HSV uveitis is rare, causing 5% of uveitis overall. Presentation typically includes unilateral anterior uveitis with photophobia, blurred vision and pain. Unlike most other causes of uveitis, herpetic uveitis tends to increase IOP and can occur with or without epithelial involvement. VZV can cause similar symptoms but tends to present in an older age group. Diagnosis of a herpetic infection (HSV or VZV) can be made by history and key exam findings such as elevated IOP and iris atrophy.
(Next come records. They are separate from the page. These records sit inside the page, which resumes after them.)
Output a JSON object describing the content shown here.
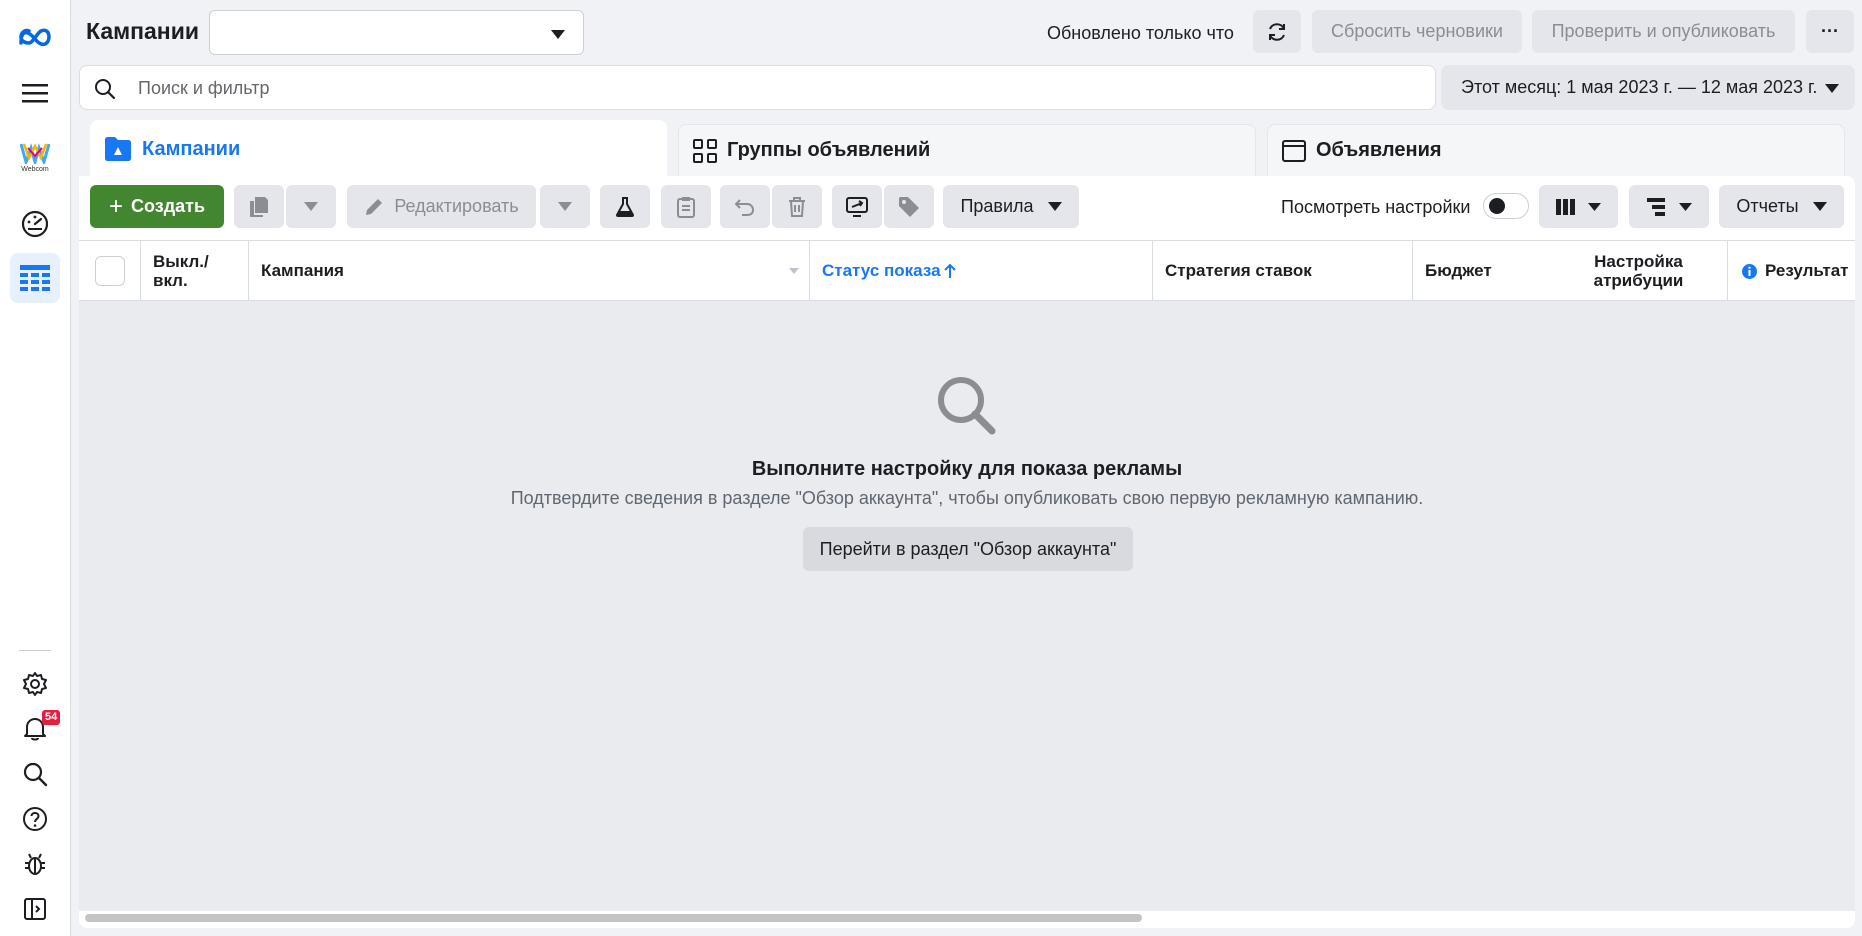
{
  "header": {
    "title": "Кампании",
    "account_value": "",
    "updated_text": "Обновлено только что",
    "reset_drafts_label": "Сбросить черновики",
    "publish_label": "Проверить и опубликовать",
    "more_label": "···"
  },
  "search": {
    "placeholder": "Поиск и фильтр",
    "date_range": "Этот месяц: 1 мая 2023 г. — 12 мая 2023 г."
  },
  "tabs": [
    {
      "label": "Кампании",
      "active": true
    },
    {
      "label": "Группы объявлений",
      "active": false
    },
    {
      "label": "Объявления",
      "active": false
    }
  ],
  "toolbar": {
    "create_label": "Создать",
    "edit_label": "Редактировать",
    "rules_label": "Правила",
    "view_settings_label": "Посмотреть настройки",
    "reports_label": "Отчеты"
  },
  "table": {
    "columns": [
      "Выкл./ вкл.",
      "Кампания",
      "Статус показа",
      "Стратегия ставок",
      "Бюджет",
      "Настройка атрибуции",
      "Результат"
    ],
    "sorted_column": "Статус показа"
  },
  "empty_state": {
    "title": "Выполните настройку для показа рекламы",
    "subtitle": "Подтвердите сведения в разделе \"Обзор аккаунта\", чтобы опубликовать свою первую рекламную кампанию.",
    "button_label": "Перейти в раздел \"Обзор аккаунта\""
  },
  "rail": {
    "logo_text": "Webcom",
    "notification_count": "54"
  },
  "colors": {
    "accent": "#1877f2",
    "create_green": "#42862f",
    "badge_red": "#e41e3f"
  }
}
Given the relatively low-risk profile of acyclovir and valacyclovir, a trial of empiric systemic antiviral treatment in cases suspicious for herpetic uveitis can be considered. Refractory cases may warrant an anterior chamber tap with fluid sent for HSV, VZV and CMV PCR, as CMV also presents similarly but requires different antiviral medication for treatment. Further management consists of cycloplegic drops to prevent or break posterior synechiae and topical steroids for inflammation when epithelial disease has resolved. IOP-lowering drops should be started if necessary, but prostaglandin analogues should be avoided due to studies showing correlation with activation of herpes virus. The prognosis is good: Vision often returns to baseline with proper management, although residual iris atrophy and mydriasis often remain.

For patients with recurrent herpetic uveitis, long-term prophylactic antiviral therapy should be strongly considered, as this can reduce the recurrence rate by 50%. Prophylactic dosing of acyclovir and valacyclovir does not require blood draws for monitoring.